Apparently they call it cognitive dissonance—a mental phenomenon that occurs when the ideas or beliefs commonly tied with an event or place conflict with reality. Dissonance usually breeds discomfort. Think of that scene, for instance, from “The Sound of Music” when Julie Andrews returns to the nunnery after months of nannying for the Von Tropp children; she expects a happy homecoming, a return of the comfort, safety, and familiarity from her days of youth, but what she experiences is dissatisfaction, displacement, and a longing for what has become her new home with the Von Tropps. If you have your PhD, you say that Julie Andrews is experiencing an identity crisis fueled by cognitive dissonance. If you’re a normal person, you say she is confused, and has a bit of soul-searching to do.

I think I experienced a bit of cognitive dissonance one Sunday last month when, returning from my lunch break, I could hear singing coming from the Woods’ chapel—quite normal, you say, but imagine my shock when I found it was not the chorus of some old spiritual (“Come Thou Fount” perhaps), but the roistering anthem of sports fans everywhere, Queen’s classic “We Will Rock You.” A retirement community. On a Sunday. Singing Queen. Was I missing something?

Further dissonance ensued when, upon investigation, I found not only alter pieces, vestments, and hymnals adorning the chapel, but speaker boxes, laptop computers (macbooks no less), and eclectic lighting effects. The congregants, too, joined in the fray, a mixture of well-mannered, venerable seniors and spunky teenagers, complete with ripped denim and spiky hairstyles. Myself: a mixture of wonder, fear and trembling. Apparently it’s called “Intergenerational Rock Choir”— the brainchild of Kameri Muir, a senior from Florida State University who, for her final project in the Music Therapy program concocted a way of bridging the gap between the young and old through song. “I just love doing this,” says Kameri energetically after choir practice, held typically on Sunday afternoons. “Everybody responds to music—it’s a great connector. And it’s multipurpose, you know: you refresh the older generation while inspiring the new.”
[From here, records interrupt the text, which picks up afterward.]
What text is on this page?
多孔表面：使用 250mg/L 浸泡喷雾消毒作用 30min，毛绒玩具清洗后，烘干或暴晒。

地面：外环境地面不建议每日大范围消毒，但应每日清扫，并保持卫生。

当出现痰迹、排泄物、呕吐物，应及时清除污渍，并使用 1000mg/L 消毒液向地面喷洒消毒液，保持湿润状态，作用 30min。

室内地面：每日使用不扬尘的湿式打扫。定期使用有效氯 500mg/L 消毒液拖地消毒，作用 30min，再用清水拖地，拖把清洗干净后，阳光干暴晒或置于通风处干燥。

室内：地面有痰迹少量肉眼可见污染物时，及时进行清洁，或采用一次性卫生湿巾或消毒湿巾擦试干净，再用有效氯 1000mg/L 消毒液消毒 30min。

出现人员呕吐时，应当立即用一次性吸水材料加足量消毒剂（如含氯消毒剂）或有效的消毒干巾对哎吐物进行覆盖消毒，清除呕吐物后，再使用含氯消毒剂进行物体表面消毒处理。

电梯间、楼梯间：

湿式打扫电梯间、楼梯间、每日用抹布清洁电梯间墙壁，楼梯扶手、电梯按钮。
 The formula itself is inspired: take a group of teenagers eager to exercise their melodious chops (drawn, in this case, largely from volunteers from Forest Hills Eastern high school); put them together with a group of thriving retirees (drawn, of course, from the vivacious population of MapleCreek); place a dynamic song leader in front of them (I don’t think Kameri stopped singing or moving once), and the result is no less than orchestral. But the core of her concept lies in finding classic hits that both ends of the age spectrum will recognize and consider “their own” in some degree; music thus becomes the common ground, a mutual space in which the two groups, so different in so many ways, can relate and engage one another effectively. In other words, real community between the two populations is possible with ambassadors like Freddy Mercury, James Brown, and Bob Dylan.

With my dissonance dissipating, I was more prepared than most, I think, when on April 17th the Intergenerational Rock Choir held its first concert in Trinity chapel. It was (I can’t help myself) a show for the ages; a chapel full of family members and loved ones sat in awe as hit after classic hit

issued from the choir, from the soulful camaraderie of “Lean on Me” to the exuberant frivolity of “I Got You!” Many songs took on deeper meanings, given the context—The Who’s “My Generation,” for example, struck exactly the right theme of unification that the choir seemed to manifest, and when Dylan’s “Forever Young” poured forth, there were, as Woods’ Life Enrichment Coordinator Beth Terborg recalls, “tears everywhere!”

“It was such an awesome time,” Beth reminisces, offering her kudos to Kameri for a job well done: “families were really impressed.”